The whole time you never let on at all. That is so arousing. I hope, looking back, and presently in my fantasies when I masturbate, that you were reading my stories and masturbating too.

And, now after all these years, whenever I write, I write for you. I write and imagine you reading them. I know in my heart that whenever you leave comments they are a kind of encouragement. I also know that for you, if and when you do read them, they are just fodder for your own knowledge. I wonder if you might employ some of the tactics in your own life. Do you derive hints or clues for your own sex life? Do you see something in my stories that you relate to and try to implement in your own bedroom? I am hopeful that you do, but deep down I think I realize your engagements with my content are just words of encouragement for me, a reflection of your generosity and love in your heart for what we once shared. It's lovely and I cannot thank you enough.

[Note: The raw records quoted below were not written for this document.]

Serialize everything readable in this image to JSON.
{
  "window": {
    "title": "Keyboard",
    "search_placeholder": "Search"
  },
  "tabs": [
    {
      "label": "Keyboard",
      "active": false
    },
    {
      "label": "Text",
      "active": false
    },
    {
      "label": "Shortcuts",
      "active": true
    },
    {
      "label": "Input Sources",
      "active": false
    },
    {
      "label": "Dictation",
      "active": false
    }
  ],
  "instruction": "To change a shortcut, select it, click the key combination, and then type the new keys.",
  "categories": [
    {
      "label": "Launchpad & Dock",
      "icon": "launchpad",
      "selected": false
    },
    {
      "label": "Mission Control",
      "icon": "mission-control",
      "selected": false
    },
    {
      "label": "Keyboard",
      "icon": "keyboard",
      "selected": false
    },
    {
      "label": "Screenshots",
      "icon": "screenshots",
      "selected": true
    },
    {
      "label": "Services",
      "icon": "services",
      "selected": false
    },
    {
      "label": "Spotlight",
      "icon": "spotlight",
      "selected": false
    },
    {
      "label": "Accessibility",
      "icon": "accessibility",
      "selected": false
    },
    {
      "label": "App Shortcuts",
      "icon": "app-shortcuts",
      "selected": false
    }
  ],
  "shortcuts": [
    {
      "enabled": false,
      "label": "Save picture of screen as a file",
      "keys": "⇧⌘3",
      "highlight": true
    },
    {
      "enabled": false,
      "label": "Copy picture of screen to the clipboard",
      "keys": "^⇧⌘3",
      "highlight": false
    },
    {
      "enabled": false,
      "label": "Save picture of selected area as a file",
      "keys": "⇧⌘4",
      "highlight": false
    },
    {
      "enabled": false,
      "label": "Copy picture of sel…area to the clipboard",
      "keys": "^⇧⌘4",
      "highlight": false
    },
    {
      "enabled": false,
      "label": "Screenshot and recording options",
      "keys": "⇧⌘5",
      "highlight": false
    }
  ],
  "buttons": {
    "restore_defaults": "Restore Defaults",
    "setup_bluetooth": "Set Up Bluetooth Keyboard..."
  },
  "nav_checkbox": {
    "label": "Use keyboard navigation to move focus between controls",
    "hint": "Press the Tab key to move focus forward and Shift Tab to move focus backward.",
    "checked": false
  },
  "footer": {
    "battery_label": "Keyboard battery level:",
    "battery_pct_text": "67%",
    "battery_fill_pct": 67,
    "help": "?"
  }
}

I recently began thinking that I might be ready for a relationship so I rejoined Tinder. We'll see how that goes. For the most part, when I see a woman that I think looks attractive, it doesn't take long before I envision what it might be like to be in a relationship with them. It doesn't take long before that takes a bad turn and I envision a badgering woman who can't keep her nose out of my business. I don't think I'll find anyone soon, but that doesn't bother me. I have work and my boys to fill up my life.

I miss you and your face, your eyes, the pics you shared whenever you got mani/pedis. I have a bunch of saved conversations we had back then that I like to read. There's one where it ends with you tasking me with an assignment. You told me to put on a pair of my favorite panties. You told me to masturbate into them and then fall asleep with my cum filled panties. I do that often and I pretend you are asking me to do it. When you first asked me to do it, I wore a pair of burgundy full-cut VFs and I still remember how arousing that was to do because I had in my mind that I must do it. I edged myself repeatedly for as long as I could bare it and when I ejaculated I covered my clit with my panties and let myself ejaculate without touching myself and filled my panties up with sperm. Now I love that feeling. Satin and nylon mixed with slippery sperm. I fall asleep and when I wake in the morning I am hard again. Like the first time I always slip off my panties and suckle the satiny fabric until I ejaculate again.

So many wonderful ways for me to arouse myself. So lovely A. You are a beautiful woman.